Um acidente que pode acontecer a qualquer um
Sabem aqueles dias em que pressentem que alguma coisa vai acontecer? Aqueles dias em que acordamos estranhos, em que não dormimos bem, em que o coração não está calmo, porém sem qualquer motivo aparente? Ontem foi um desses dias em que aquele acidente que achamos que só acontece aos outros, aconteceu a nós!
Felizmente, e embora a forma estranha como tinha acordado, eu mantive a minha rotina. Acordei cedo, despachei os miúdos, fui ao ginásio – e treinei a sério – à saída, encontrei uma amiga e, contrariamente ao que costumo fazer (pois ando sempre a correr), sentei-me com ela a conversar e ficamos ali mais de uma hora, sem dar conta do tempo passar. E regressava a casa mais feliz e mais leve. Estava descontraída.
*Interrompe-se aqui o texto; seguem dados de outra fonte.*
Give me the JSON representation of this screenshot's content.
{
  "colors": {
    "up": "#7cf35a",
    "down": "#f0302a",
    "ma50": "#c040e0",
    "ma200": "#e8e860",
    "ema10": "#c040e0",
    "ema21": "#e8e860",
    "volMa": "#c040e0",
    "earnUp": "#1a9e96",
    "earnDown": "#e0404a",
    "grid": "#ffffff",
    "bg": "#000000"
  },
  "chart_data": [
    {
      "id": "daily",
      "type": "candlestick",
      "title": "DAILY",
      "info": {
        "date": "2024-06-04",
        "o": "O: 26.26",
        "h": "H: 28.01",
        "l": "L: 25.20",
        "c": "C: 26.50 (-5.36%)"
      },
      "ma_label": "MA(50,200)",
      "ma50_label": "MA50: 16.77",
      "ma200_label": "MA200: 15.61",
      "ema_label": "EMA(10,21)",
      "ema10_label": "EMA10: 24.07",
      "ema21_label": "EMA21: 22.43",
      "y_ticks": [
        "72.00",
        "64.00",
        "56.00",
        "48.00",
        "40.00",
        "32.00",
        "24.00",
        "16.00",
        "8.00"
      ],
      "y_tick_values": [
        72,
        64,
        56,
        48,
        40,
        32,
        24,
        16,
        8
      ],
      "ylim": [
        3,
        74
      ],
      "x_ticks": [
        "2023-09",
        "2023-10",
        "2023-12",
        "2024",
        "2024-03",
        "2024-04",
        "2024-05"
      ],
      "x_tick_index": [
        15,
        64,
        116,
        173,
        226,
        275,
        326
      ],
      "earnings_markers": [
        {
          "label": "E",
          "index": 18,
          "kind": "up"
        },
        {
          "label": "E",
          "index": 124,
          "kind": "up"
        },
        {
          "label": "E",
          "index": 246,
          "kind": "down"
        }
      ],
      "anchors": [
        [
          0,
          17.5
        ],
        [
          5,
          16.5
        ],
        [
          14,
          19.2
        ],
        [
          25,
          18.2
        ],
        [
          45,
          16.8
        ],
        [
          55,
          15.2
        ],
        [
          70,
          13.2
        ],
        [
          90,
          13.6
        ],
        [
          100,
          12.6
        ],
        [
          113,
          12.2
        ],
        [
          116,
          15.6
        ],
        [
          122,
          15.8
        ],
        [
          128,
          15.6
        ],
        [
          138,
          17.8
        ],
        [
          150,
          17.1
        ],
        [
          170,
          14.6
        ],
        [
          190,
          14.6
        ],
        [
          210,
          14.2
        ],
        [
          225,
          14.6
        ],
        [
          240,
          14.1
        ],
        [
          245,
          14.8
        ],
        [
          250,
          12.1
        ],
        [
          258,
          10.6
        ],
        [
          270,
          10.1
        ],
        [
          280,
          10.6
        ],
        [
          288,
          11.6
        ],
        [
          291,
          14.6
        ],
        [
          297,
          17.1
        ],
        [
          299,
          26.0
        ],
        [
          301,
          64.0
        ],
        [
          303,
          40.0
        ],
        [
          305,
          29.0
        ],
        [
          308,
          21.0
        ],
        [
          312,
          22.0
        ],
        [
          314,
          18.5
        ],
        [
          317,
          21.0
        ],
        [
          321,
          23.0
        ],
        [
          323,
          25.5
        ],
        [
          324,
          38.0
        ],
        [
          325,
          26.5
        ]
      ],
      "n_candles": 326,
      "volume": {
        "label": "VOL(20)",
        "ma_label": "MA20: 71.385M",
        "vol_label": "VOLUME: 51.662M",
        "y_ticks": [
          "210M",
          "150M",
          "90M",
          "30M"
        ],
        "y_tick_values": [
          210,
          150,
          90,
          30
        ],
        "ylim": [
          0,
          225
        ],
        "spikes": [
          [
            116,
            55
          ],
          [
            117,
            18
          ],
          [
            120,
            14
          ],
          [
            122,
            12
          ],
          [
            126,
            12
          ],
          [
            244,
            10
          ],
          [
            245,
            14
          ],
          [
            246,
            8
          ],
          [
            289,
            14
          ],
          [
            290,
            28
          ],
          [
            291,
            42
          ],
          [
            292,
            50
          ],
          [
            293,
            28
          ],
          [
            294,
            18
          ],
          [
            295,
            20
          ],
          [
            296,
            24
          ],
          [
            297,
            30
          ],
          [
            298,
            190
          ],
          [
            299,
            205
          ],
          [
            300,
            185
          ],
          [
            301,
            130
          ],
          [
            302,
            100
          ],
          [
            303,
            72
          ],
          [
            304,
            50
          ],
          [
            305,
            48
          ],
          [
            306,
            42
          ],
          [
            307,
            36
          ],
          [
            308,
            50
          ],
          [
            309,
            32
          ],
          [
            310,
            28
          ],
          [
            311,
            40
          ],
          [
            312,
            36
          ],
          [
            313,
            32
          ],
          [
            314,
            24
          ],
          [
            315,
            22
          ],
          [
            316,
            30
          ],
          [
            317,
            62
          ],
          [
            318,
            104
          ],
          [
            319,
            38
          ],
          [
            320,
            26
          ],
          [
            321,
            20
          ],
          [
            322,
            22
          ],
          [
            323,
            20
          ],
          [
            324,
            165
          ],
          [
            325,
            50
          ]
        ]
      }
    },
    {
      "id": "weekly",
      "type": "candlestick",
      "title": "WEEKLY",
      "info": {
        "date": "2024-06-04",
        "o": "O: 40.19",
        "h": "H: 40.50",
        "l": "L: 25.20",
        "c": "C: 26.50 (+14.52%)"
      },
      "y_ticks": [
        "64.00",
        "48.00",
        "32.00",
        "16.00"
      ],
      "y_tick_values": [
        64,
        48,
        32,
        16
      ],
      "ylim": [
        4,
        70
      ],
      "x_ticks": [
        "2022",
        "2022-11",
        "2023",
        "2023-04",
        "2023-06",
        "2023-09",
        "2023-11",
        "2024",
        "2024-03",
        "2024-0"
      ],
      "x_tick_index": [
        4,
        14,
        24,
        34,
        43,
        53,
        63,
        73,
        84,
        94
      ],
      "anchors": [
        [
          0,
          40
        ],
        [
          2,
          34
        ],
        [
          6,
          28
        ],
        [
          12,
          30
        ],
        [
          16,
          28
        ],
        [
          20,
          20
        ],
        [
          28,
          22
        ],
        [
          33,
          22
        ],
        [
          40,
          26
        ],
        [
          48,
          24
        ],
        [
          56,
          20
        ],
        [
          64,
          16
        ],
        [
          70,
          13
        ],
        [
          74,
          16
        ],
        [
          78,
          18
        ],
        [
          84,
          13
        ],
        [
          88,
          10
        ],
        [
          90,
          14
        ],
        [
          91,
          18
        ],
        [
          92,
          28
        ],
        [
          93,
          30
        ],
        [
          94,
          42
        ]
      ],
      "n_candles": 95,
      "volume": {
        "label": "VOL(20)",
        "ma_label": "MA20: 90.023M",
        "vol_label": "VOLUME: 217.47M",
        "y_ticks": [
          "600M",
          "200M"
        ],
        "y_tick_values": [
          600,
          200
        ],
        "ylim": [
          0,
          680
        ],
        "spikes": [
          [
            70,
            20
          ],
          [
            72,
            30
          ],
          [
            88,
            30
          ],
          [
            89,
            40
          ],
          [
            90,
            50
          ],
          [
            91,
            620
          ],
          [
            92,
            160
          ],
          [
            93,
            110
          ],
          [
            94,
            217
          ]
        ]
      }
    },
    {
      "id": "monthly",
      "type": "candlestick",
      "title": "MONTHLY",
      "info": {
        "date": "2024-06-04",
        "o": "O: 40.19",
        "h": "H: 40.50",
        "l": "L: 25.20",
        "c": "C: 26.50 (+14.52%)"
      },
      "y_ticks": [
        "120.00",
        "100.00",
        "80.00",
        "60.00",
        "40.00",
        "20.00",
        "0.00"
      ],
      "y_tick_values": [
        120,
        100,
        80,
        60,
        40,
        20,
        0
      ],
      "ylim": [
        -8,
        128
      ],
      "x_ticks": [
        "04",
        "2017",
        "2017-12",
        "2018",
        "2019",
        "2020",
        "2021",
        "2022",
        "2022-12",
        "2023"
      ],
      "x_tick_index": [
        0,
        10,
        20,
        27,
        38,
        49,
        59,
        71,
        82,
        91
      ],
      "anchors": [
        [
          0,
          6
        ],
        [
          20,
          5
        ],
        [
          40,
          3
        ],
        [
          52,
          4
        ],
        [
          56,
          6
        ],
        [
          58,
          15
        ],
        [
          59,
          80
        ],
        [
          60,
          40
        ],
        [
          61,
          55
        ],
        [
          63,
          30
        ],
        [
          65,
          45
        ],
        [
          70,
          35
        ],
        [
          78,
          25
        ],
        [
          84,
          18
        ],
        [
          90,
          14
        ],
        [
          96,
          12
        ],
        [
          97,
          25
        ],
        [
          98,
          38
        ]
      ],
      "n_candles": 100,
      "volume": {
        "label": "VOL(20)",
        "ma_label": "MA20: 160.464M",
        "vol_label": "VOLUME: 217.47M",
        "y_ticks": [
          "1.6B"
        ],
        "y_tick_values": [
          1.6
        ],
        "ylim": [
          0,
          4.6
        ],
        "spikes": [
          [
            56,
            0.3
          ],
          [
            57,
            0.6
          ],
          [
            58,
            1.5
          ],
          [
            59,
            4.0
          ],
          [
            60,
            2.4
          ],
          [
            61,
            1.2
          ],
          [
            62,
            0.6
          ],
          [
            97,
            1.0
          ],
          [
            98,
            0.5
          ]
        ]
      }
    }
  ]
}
O Vicente tinha ficado em casa, depois de duas noites a fazer febre. A Laura acordou da sesta e não estava bem-disposta. Foram ao parque com a avó e eu, finalmente, consegui o tempo que precisava para acabar um texto que me tinha comprometido a enviar ontem. Não estava concentrada, mas estava em silencio até que o telefone toca e eu só ouvi a minha filha aos gritos do outro lado. Tiro a toalha do banho do cabelo e calço a primeira coisa que encontro. Corro com a esperança que, afinal, não tivesse sido nada grave. Tarde de mais, havia sangue, gelo, a Laura aos gritos. Um acidente, daqueles que acontecem, tinham acontecido à minha filha, tinha-me acontecido a mim. Uma cena que parecia de um filme e não da vida real. Minha rica menina! O baloiço do parque onde ela brinca todos os dias tinha-se partido. Um acidente que podia acontecer a qualquer pessoa e que aconteceu a ela. Não havia forma de adivinhar ou sequer de evitar.
Acontece, dirão vocês, e eu irei concordar. Afinal, levante a mão quem não tem uma cicatriz de infância! Eu tenho, na cabeça, felizmente escondida. Contudo, o duro desta história toda é que, sendo mãe, eu não queria que a minha filha as tivesse. Não queria ver a minha menina assim, não queria ter esta aflição dentro de mim que só uma mãe sabe o que é! Caramba! E ela, que estava bem e que dormia, e eu que não consegui pregar olho, que dormi junto dela, deles para ter a certeza que estavam bem. Foi um azar. Acontece. São as dores do crescimento. Fazem parte vida e a grande maioria nem sequer lhes deixa memória.
Mas sabem, lá pela altura da minha adolescência, a minha mãe dizia-me uma coisa que, diga-se de passagem, me irritava bastante. Dizia que “uma mãe sofre mais do que um filho, mas que eu só ia entender isso quando fosse mãe!”. Ora… bem-dito e bem-feito! Cá estou eu, que não preguei olho a noite inteira, com a imagem do queixo aberto na minha cabeça e com vontade de não a largar mais.
Azares não acontecem só aos outros. Todos os cuidados são poucos, mas há uma percentagem que coisas que podem acontecer e que nós não controlamos. Vale referir aqui o bom serviço e a atenção que nos foram prestados, tanto à Laura quanto a mim, no serviço de urgência do Hospital dos Lusíadas. Um cirurgião atencioso e uma enfermeira muito querida. Felizmente que a sutura foi feita não com os tradicionais pontos, mas sim com uma cola, o que tornou toda aquela experiência muito menos traumática para ambas. Não teve dor e portou-se à altura da sua valentia. Ria-se e conversava e eu chorava, com a camisola cheia de sangue e um cabelo que secou sem ser penteado, enfiado num carrapito mal feito.
Lembrei-me do meu pai, quando um dia agarrou em mim, mesmo de pijama, e levou-me para o hospital porque tinha engolido uma espinha num almoço de domingo em casa. E talvez, por isso, tenha sonhado com ele esta noite. Daquela vez resolveu-se bebendo água com açúcar, mas a preocupação e o olhar eram os mesmos que eu, agora mãe, tinha e sentia.
A Laurinha agradece todo o carinho e a mãe fica de coração cheio por perceber que desse lado estão pessoas reais que sentem aquilo que eu sinto, que se importam e que tiram uns minutos do seu tempo para perguntar se está tudo bem, para desejar as melhoras, para partilhar algum acidente que já tiverem com os seus filhos e até para partilhar as histórias das suas próprias cicatrizes. Não me esqueço! <3 Obrigada!